Я отыскала домработницу, которая тогда служила у Михайлова и Ирины, ту самую, мы с ней ещё разговаривали в электричке. И не зря. Она поверила, что теперь ей ничего не грозит, раскрылась и вспомнила ту самую сцену, после которой восьмидесятидвухлетний Михайлов схватился за сердце и рухнул.
Сцена такая: Ирина надевала на Андрея белый свитер Владимира Сергеевича. «Классик» очень любил свитера красивой вязки. Этот когда-то привез из Испании. Ирина инстинктивно старалась умасливать Андрея, отдавая ему потихоньку то то, то это, чтоб только он не «выступал».
Михайлов вошел в комнату неожиданно, в тот момент, когда Андрей, дурачась, облапил Ирину и целовал её в щеку со словами:
— Спасибо, Ириночка! Недаром поется: любовь способна растопить даже лед!
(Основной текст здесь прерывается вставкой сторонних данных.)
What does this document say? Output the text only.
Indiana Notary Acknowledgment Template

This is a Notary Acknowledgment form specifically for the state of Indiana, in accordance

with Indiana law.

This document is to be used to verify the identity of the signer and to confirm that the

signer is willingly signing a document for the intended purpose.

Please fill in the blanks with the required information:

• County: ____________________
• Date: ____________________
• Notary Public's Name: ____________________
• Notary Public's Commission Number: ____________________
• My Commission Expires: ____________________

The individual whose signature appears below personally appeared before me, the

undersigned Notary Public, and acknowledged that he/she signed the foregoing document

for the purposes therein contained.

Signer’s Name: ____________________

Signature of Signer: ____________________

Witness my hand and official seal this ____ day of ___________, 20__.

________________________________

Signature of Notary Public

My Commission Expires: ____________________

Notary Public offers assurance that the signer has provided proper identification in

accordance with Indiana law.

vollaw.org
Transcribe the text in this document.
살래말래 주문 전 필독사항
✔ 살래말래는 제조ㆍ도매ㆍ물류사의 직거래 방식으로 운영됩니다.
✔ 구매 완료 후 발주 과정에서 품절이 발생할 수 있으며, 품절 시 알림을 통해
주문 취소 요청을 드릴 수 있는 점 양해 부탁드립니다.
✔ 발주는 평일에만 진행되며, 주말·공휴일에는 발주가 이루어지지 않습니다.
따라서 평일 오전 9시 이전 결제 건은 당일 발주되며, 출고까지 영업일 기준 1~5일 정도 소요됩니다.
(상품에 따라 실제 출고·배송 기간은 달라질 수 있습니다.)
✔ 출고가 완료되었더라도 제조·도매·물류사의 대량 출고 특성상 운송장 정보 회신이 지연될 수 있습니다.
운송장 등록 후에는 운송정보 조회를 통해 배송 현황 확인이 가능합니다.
— Мой свитер! Мой свитер! — пролепетал старик-скареда. Предательница! Проститутка! В моем доме! — и рухнул. Финита ля комедия. Занавес.
Добавлю: рукописи черновиков, которые Павел украл у Пестрякова, Шора и Нины Николаевны, были одного качества: они делались для Михайлова. Под его фамилией шли в издательства, журналы, переводились на всякие языки. Павел держал их у себя на случай, если потребуется шантажировать хитрую Ирину. Он ей нисколько не доверял. Там, у него в однокомнатной, их и нашли…
Тишина. Французская. Парижская. Полумрак отельного номера. Алексей принаклонился и по-прежнему крепко, ответственно держит мои руки в своих.
Я смотрю в окно. Там, в фиолетовой вышине, попрыгивает на волнистых облаках лимонно-желтая, блестящая, идеально круглая Луна.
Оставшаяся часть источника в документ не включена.